Ich persönlich habe noch nie eine umgebunden, sie stört mich irgendwie physisch. Aber was mir an dem Schürzenthema gefällt, ist folgende Idee, frei nach Wikipedia: Der Wechsel in die Schürze symbolisiert einen rituellen Übergang von einer Tätigkeit  in eine andere. Das finde ich eigentlich einen guten Aspekt, wenn man persönlich dazu neigt, Arbeit und Privatleben zu vermischen. Also, vielleicht hänge ich mir doch eine Arbeitsschürze in meinen Werkraum. Um ernsthaft bei der Sache zu sein. Wie ein mittelalterlicher Handwerksmeister.

…………………..

*Nachtrag, Zitat von dort: „Abhandlungen über die Geschichte der Handarbeiten gibt es nicht sehr viele. Und je nach feministischer Ausrichtung gehen die Schilderungen meist von der These aus, dass Handarbeiten als Unterdrückungsinstrument benutzt wurde. Das ist natürlich schrecklich verkürzt.  Gerade wenn man – wie ich –  voller Bewunderung auf die damaligen Kunstfertigkeiten schaut, wünscht man sich eine differenziertere Betrachtungsweise.“

22 Kommentare

  1. „Aber auch in den 60er Jahren könnte eine ältere Dame gern noch so eine Schürze getragen haben.“
    :-) Ich wurde 1960 eingeschult und musste über meinem Schulkleid immer eine „gute“ Schürze tragen. Heute, als ältere Dame, trage ich lieber Jeans und T-Shirt.
    Liebe Grüße

    • Oh, das meinte ich anders. Klar trugen in den 60ern noch alle Generationen Schürzen. Es ging mir um die Datierung dieses Schürzentyps auf ein Jahrzehnt, d.h. den Zeitgeschmack. Die in den 60ern modischen Schürzenformen sahen anders als diese Schürze hier. Aber es kommt ja vor, dass man, wenn man älter ist, lieber die Mode früherer Jahrzehnte beibehält. (Geht mir selber so je älter ich werde). Vielleicht verbessere ich meinen Satz lieber, damit er nicht missverstanden wird. Vielen Dank für den Hinweis!
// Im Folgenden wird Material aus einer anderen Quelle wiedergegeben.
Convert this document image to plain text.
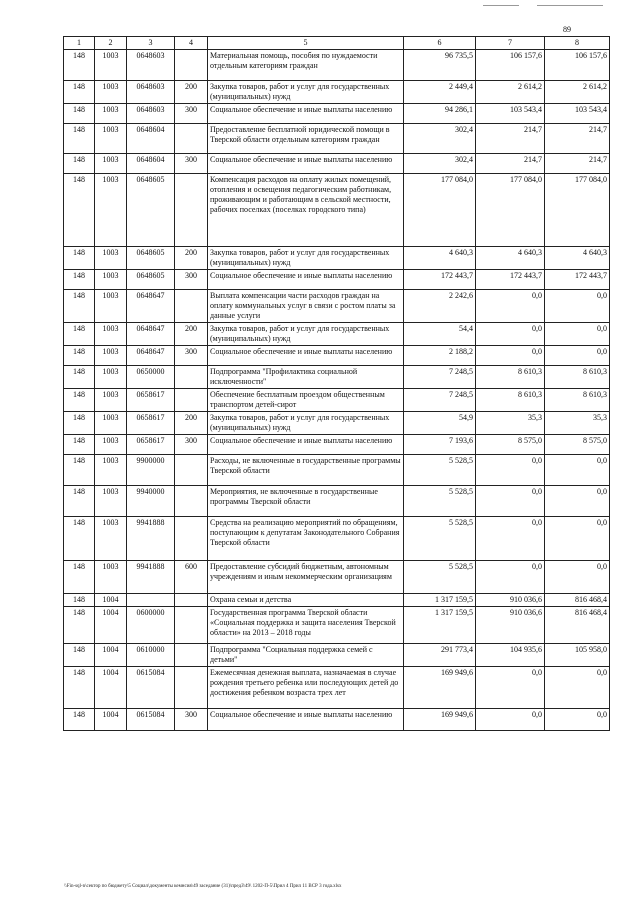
89
1	2	3	4	5	6	7	8
148	1003	0648603		Материальная помощь, пособия по нуждаемости отдельным категориям граждан	96 735,5	106 157,6	106 157,6
148	1003	0648603	200	Закупка товаров, работ и услуг для государственных (муниципальных) нужд	2 449,4	2 614,2	2 614,2
148	1003	0648603	300	Социальное обеспечение и иные выплаты населению	94 286,1	103 543,4	103 543,4
148	1003	0648604		Предоставление бесплатной юридической помощи в Тверской области отдельным категориям граждан	302,4	214,7	214,7
148	1003	0648604	300	Социальное обеспечение и иные выплаты населению	302,4	214,7	214,7
148	1003	0648605		Компенсация расходов на оплату жилых помещений, отопления и освещения педагогическим работникам, проживающим и работающим в сельской местности, рабочих поселках (поселках городского типа)	177 084,0	177 084,0	177 084,0
148	1003	0648605	200	Закупка товаров, работ и услуг для государственных (муниципальных) нужд	4 640,3	4 640,3	4 640,3
148	1003	0648605	300	Социальное обеспечение и иные выплаты населению	172 443,7	172 443,7	172 443,7
148	1003	0648647		Выплата компенсации части расходов граждан на оплату коммунальных услуг в связи с ростом платы за данные услуги	2 242,6	0,0	0,0
148	1003	0648647	200	Закупка товаров, работ и услуг для государственных (муниципальных) нужд	54,4	0,0	0,0
148	1003	0648647	300	Социальное обеспечение и иные выплаты населению	2 188,2	0,0	0,0
148	1003	0650000		Подпрограмма "Профилактика социальной исключенности"	7 248,5	8 610,3	8 610,3
148	1003	0658617		Обеспечение бесплатным проездом общественным транспортом детей-сирот	7 248,5	8 610,3	8 610,3
148	1003	0658617	200	Закупка товаров, работ и услуг для государственных (муниципальных) нужд	54,9	35,3	35,3
148	1003	0658617	300	Социальное обеспечение и иные выплаты населению	7 193,6	8 575,0	8 575,0
148	1003	9900000		Расходы, не включенные в государственные программы Тверской области	5 528,5	0,0	0,0
148	1003	9940000		Мероприятия, не включенные в государственные программы Тверской области	5 528,5	0,0	0,0
148	1003	9941888		Средства на реализацию мероприятий по обращениям, поступающим к депутатам Законодательного Собрания Тверской области	5 528,5	0,0	0,0
148	1003	9941888	600	Предоставление субсидий бюджетным, автономным учреждениям и иным некоммерческим организациям	5 528,5	0,0	0,0
148	1004			Охрана семьи и детства	1 317 159,5	910 036,6	816 468,4
148	1004	0600000		Государственная программа Тверской области «Социальная поддержка и защита населения Тверской области» на 2013 – 2018 годы	1 317 159,5	910 036,6	816 468,4
148	1004	0610000		Подпрограмма "Социальная поддержка семей с детьми"	291 773,4	104 935,6	105 958,0
148	1004	0615084		Ежемесячная денежная выплата, назначаемая в случае рождения третьего ребенка или последующих детей до достижения ребенком возраста трех лет	169 949,6	0,0	0,0
148	1004	0615084	300	Социальное обеспечение и иные выплаты населению	169 949,6	0,0	0,0
\\Fin-sql-n\сектор по бюджету\5 Социал\документы кемнсия\49 заседание (31)\предЗ\49\ 1202-П-5\Прил 4 Прил 11 ВСР 3 года.xlsx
  2. Oh, danke! Da steckt wieder so viel spannende und nachdenkend machende Information in deinem post.

    Das Foto deiner Schmuckstückschürze lässt mich auf jeden Fall schon mal innehalten in meiner Näh-mal-schnell-neSchürze-Aktivität und dein Text einige meiner grundlegenden Assoziationen zu Schürzen auf meine unstrukturierte Art reflektieren.
    Sowohl an den weißen Servierschürzen als auch an deiner Kellerschürze sind so liebevoll gearbeitete Details. Einen so hohen Stellenwert würde eine Schürze bei mir nie haben, der solch eine mühsam-kleinteilige Herstellung rechtfertigen würde.
    Grundsätzlich stehe ich dem Thema Schürze emotional überhaupt nicht neutral gegenüber. Ungeachtet des Themas als grundsätzlichem Teil der Geschlchterfrage rufen z.B. richtige Kittelschürzen, wie sie üblicherweise in meiner Kindheit von den Müttern getragen wurden, in mir sehr ambivalente Emotionen hervor. Beklemmung über diese Art des Hausfrauendaseins spielt da sehr stark rein. Zu allem Überfluss waren in den 60-er Jahren moderne Küchen als häuslicher Arbeitsraum häufig recht enge schmale Räume (manchmal sogar fensterlos), wo die Hausfrau ganz allein mit ihrer Kittelschürze werkelte bis das Essen über die Durchreiche in den Essraum an die Familie weitergegeben wurde. Insgesamt eine von mir als traurig empfundene Situation.
    Andererseits meine ich mich zu erinnern, dass in den 70-ern die Schürzenmode dem Trend in Courrège-Art folgte. So gab es doch einige Jahre poppig bunte, hochglänzende Vollplastikmodelle mit einer in einem runden Kreis eingebauten Tasche. Die fand ich toll und modern, leider war das Plastik unangehem hart (und bestimmt auch sehr giftig!)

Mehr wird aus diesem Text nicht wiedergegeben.